Staff coverage of the 2025 Salt Lake fireworks explosion also earned recognition in the National Headliners competition.
Civil Beat’s coverage of Hawaiʻi’s drowning crisis and the state’s deadliest fireworks disaster have been recognized with National Headliner Awards, among the nation’s oldest and largest annual journalism contests.
Reporters Megan Tagami and Caitlin Thompson received a first place for online beat reporting for their ocean safety series, which showed that — contrary to popular belief that drowning is mostly a tourism issue — half of the people dying in Hawaiʻi’s oceans are residents.
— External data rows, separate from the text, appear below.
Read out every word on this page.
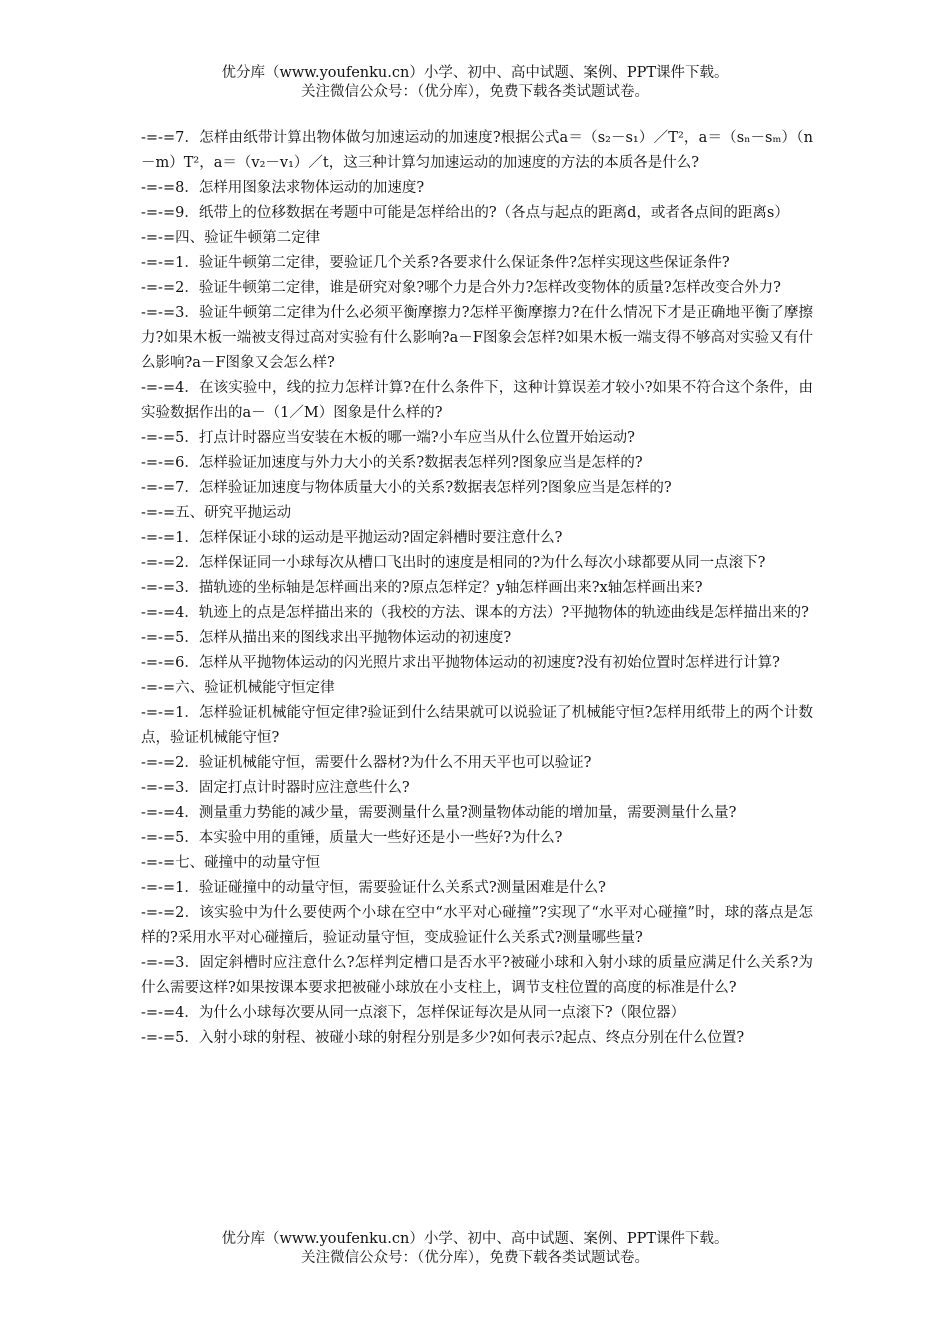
优分库（www.youfenku.cn）小学、初中、高中试题、案例、PPT课件下载。
关注微信公众号：（优分库），免费下载各类试题试卷。

-=-=7．怎样由纸带计算出物体做匀加速运动的加速度?根据公式a＝（s₂－s₁）／T²，a＝（sₙ－sₘ）（n－m）T²，a＝（v₂－v₁）／t，这三种计算匀加速运动的加速度的方法的本质各是什么?

-=-=8．怎样用图象法求物体运动的加速度?

-=-=9．纸带上的位移数据在考题中可能是怎样给出的?（各点与起点的距离d，或者各点间的距离s）

-=-=四、验证牛顿第二定律

-=-=1．验证牛顿第二定律，要验证几个关系?各要求什么保证条件?怎样实现这些保证条件?

-=-=2．验证牛顿第二定律，谁是研究对象?哪个力是合外力?怎样改变物体的质量?怎样改变合外力?

-=-=3．验证牛顿第二定律为什么必须平衡摩擦力?怎样平衡摩擦力?在什么情况下才是正确地平衡了摩擦力?如果木板一端被支得过高对实验有什么影响?a－F图象会怎样?如果木板一端支得不够高对实验又有什么影响?a－F图象又会怎么样?

-=-=4．在该实验中，线的拉力怎样计算?在什么条件下，这种计算误差才较小?如果不符合这个条件，由实验数据作出的a－（1／M）图象是什么样的?

-=-=5．打点计时器应当安装在木板的哪一端?小车应当从什么位置开始运动?

-=-=6．怎样验证加速度与外力大小的关系?数据表怎样列?图象应当是怎样的?

-=-=7．怎样验证加速度与物体质量大小的关系?数据表怎样列?图象应当是怎样的?

-=-=五、研究平抛运动

-=-=1．怎样保证小球的运动是平抛运动?固定斜槽时要注意什么?

-=-=2．怎样保证同一小球每次从槽口飞出时的速度是相同的?为什么每次小球都要从同一点滚下?

-=-=3．描轨迹的坐标轴是怎样画出来的?原点怎样定？y轴怎样画出来?x轴怎样画出来?

-=-=4．轨迹上的点是怎样描出来的（我校的方法、课本的方法）?平抛物体的轨迹曲线是怎样描出来的?

-=-=5．怎样从描出来的图线求出平抛物体运动的初速度?

-=-=6．怎样从平抛物体运动的闪光照片求出平抛物体运动的初速度?没有初始位置时怎样进行计算?

-=-=六、验证机械能守恒定律

-=-=1．怎样验证机械能守恒定律?验证到什么结果就可以说验证了机械能守恒?怎样用纸带上的两个计数点，验证机械能守恒?

-=-=2．验证机械能守恒，需要什么器材?为什么不用天平也可以验证?

-=-=3．固定打点计时器时应注意些什么?

-=-=4．测量重力势能的减少量，需要测量什么量?测量物体动能的增加量，需要测量什么量?

-=-=5．本实验中用的重锤，质量大一些好还是小一些好?为什么?

-=-=七、碰撞中的动量守恒

-=-=1．验证碰撞中的动量守恒，需要验证什么关系式?测量困难是什么?

-=-=2．该实验中为什么要使两个小球在空中“水平对心碰撞”?实现了“水平对心碰撞”时，球的落点是怎样的?采用水平对心碰撞后，验证动量守恒，变成验证什么关系式?测量哪些量?

-=-=3．固定斜槽时应注意什么?怎样判定槽口是否水平?被碰小球和入射小球的质量应满足什么关系?为什么需要这样?如果按课本要求把被碰小球放在小支柱上，调节支柱位置的高度的标准是什么?

-=-=4．为什么小球每次要从同一点滚下，怎样保证每次是从同一点滚下?（限位器）

-=-=5．入射小球的射程、被碰小球的射程分别是多少?如何表示?起点、终点分别在什么位置?

优分库（www.youfenku.cn）小学、初中、高中试题、案例、PPT课件下载。
关注微信公众号：（优分库），免费下载各类试题试卷。
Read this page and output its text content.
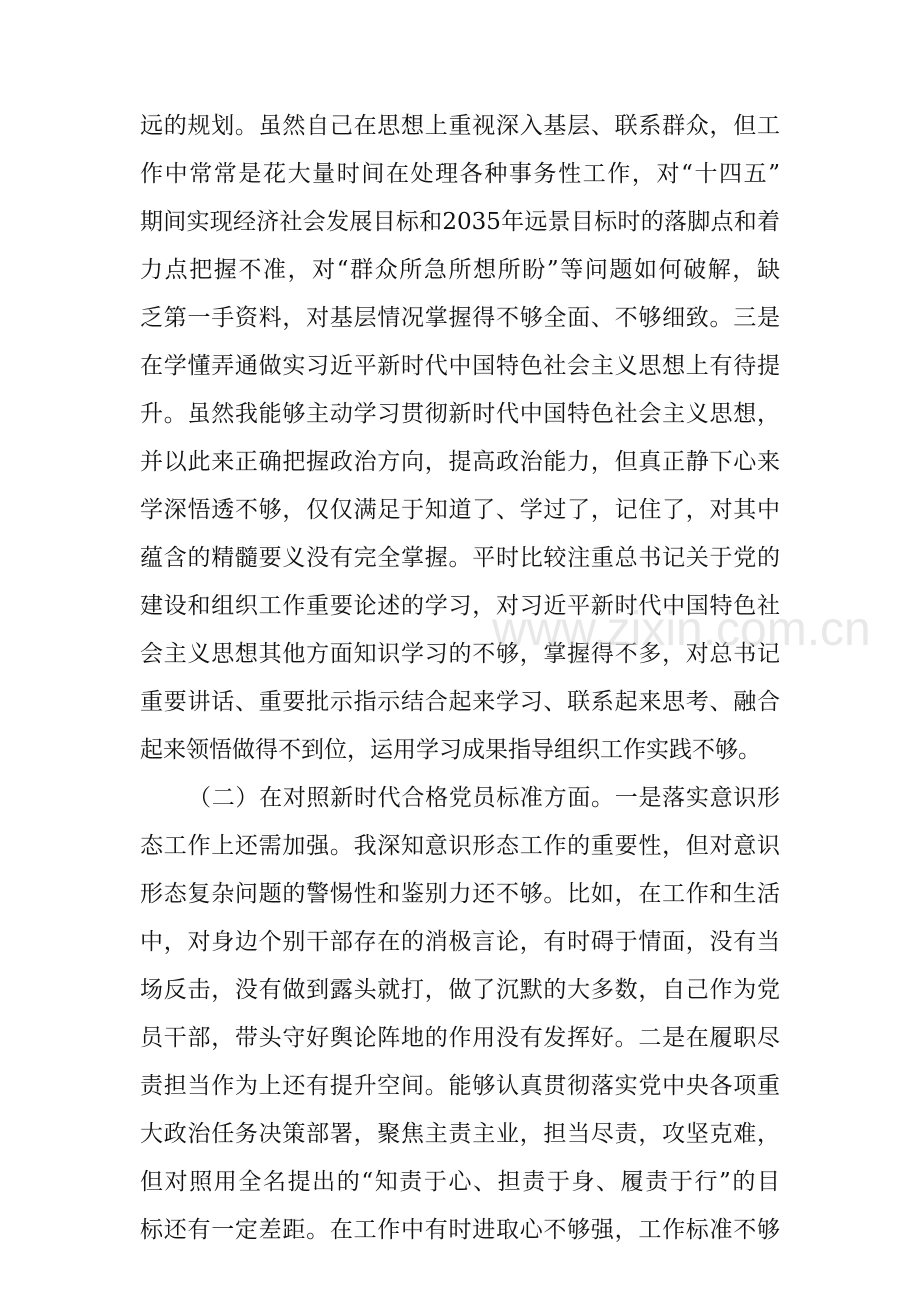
远的规划。虽然自己在思想上重视深入基层、联系群众，但工
作中常常是花大量时间在处理各种事务性工作，对“十四五”
期间实现经济社会发展目标和2035年远景目标时的落脚点和着
力点把握不准，对“群众所急所想所盼”等问题如何破解，缺
乏第一手资料，对基层情况掌握得不够全面、不够细致。三是
在学懂弄通做实习近平新时代中国特色社会主义思想上有待提
升。虽然我能够主动学习贯彻新时代中国特色社会主义思想，
并以此来正确把握政治方向，提高政治能力，但真正静下心来
学深悟透不够，仅仅满足于知道了、学过了，记住了，对其中
蕴含的精髓要义没有完全掌握。平时比较注重总书记关于党的
建设和组织工作重要论述的学习，对习近平新时代中国特色社
会主义思想其他方面知识学习的不够，掌握得不多，对总书记
重要讲话、重要批示指示结合起来学习、联系起来思考、融合
起来领悟做得不到位，运用学习成果指导组织工作实践不够。
（二）在对照新时代合格党员标准方面。一是落实意识形
态工作上还需加强。我深知意识形态工作的重要性，但对意识
形态复杂问题的警惕性和鉴别力还不够。比如，在工作和生活
中，对身边个别干部存在的消极言论，有时碍于情面，没有当
场反击，没有做到露头就打，做了沉默的大多数，自己作为党
员干部，带头守好舆论阵地的作用没有发挥好。二是在履职尽
责担当作为上还有提升空间。能够认真贯彻落实党中央各项重
大政治任务决策部署，聚焦主责主业，担当尽责，攻坚克难，
但对照用全名提出的“知责于心、担责于身、履责于行”的目
标还有一定差距。在工作中有时进取心不够强，工作标准不够
www.zixin.com.cn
Drowning is the leading cause of death for children under 15 in Hawaiʻi and about half of the state’s children don’t know how to swim. People are regularly swept to sea by rogue waves. They die fishing or tidepooling or collecting shellfish. Yet, the reporters found, despite the alarming statistics, there have been few coordinated efforts to address the problem.
The series earned top marks for beat reporting, the judges wrote, “but it could have also been a standout for investigative or public service.”
Noting the alarming data highlighted by Tagami and Thompson, they added: “This revelatory reporting — deeply researched with real people examples — sparked the state to step up its anti-drowning push.”
In the online investigative reporting category, Civil Beat received staff recognition for an in-depth series of stories following a fireworks accident that turned a suburban Oʻahu neighborhood into a war zone just after midnight on New Year’s Eve. Stories traced the history of aerial fireworks and inadequate regulation in the state and culminated in a narrative retelling of the tragic night and the indelible mark it left on families, neighbors and first responders.
Civil Beat placed third in the category, with the top place award going to the Baltimore Banner for “Missing the Bus,” a series that revealed how Baltimore was failing public school students with its transportation system.